See the picture on p. 92.
What happens when I find that there are conflicting theories on the matter, and that holding one theory involves disagreeing with another? I am advancing further towards understanding, not retreating. For now it is clear that I have to put in some work for myself, in examining the different theories and the reasoning behind them – for I have to work out for myself which theory is most likely to be the right one. In the present case, it is clear that the Platonic and Stoic views can’t both be right. Which is? Whatever I conclude, I have to be drawn into the theories and their reasonings. If I just feel that one appeals more than the other, but cannot back this up with argument, I have given up on my original drive to understand what is going on, to get beyond feeling puzzled and find some explanation. Ancient philosophy (indeed, philosophy generally) is typically marked by a refusal to leave things opaque and puzzling, to seek to make them clearer and more transparent to reason. Hence reading ancient philosophy tends to engage the reader’s reasoning immediately, to set a dialogue of minds going.

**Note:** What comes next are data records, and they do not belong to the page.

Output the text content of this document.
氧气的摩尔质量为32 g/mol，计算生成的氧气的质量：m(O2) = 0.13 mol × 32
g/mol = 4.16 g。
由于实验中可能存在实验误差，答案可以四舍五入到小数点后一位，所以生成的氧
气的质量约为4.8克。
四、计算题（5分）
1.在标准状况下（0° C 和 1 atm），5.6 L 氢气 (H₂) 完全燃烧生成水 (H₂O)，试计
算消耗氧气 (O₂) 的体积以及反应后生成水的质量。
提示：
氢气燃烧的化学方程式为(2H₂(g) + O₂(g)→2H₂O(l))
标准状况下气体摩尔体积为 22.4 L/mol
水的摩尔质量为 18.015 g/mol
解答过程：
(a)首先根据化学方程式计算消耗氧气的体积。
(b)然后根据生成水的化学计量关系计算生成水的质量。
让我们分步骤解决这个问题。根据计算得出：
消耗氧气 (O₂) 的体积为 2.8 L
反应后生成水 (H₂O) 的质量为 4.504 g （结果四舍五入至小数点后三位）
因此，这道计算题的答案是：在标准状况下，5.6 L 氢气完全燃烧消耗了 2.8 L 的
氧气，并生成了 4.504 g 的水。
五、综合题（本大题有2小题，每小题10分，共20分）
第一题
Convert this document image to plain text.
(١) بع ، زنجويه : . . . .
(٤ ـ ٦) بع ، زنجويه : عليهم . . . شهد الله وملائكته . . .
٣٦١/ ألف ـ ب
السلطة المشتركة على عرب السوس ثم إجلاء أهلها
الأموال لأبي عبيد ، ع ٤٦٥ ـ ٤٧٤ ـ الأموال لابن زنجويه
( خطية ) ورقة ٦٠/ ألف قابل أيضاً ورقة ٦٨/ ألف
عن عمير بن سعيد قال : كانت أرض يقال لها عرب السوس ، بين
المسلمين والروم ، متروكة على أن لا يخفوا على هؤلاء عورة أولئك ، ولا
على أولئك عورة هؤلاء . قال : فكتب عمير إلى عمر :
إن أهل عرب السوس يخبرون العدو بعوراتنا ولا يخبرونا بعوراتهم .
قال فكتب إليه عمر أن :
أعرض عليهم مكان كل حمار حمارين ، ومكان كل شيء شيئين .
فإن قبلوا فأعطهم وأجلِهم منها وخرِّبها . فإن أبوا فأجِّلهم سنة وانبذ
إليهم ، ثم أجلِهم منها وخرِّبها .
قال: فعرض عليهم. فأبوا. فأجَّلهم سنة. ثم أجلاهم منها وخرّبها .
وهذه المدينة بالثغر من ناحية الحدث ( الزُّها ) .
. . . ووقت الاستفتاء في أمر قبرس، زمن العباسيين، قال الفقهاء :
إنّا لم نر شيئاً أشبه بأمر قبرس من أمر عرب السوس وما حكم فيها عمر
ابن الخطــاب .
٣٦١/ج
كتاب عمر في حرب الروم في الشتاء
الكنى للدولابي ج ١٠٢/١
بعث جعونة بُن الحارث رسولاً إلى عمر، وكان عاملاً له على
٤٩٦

Ancient philosophy is sometimes taught as a procession of Great Figures, whose ideas the student is supposed to take in and admire. Nothing could be further from its spirit. When we open most works of ancient philosophy, we find that an argument is going on – and that we are being challenged to join in.
Chapter 2
Why do we read Plato’s Republic?
Why do we read Plato’s Republic? The question can point in more than one way. It could be asking for the point of reading this work – what we get out of it philosophically. Or it could be asking about the historical pressures of various kinds which bring it about that this, rather than some other, is the work we read. I might, for example, read it because it is part of a required course at university. Many people do just that. We do not read works of philosophy in a vacuum, and there are important, though far from completely understood, connections between the context of reading a work and what the reader will get out of it.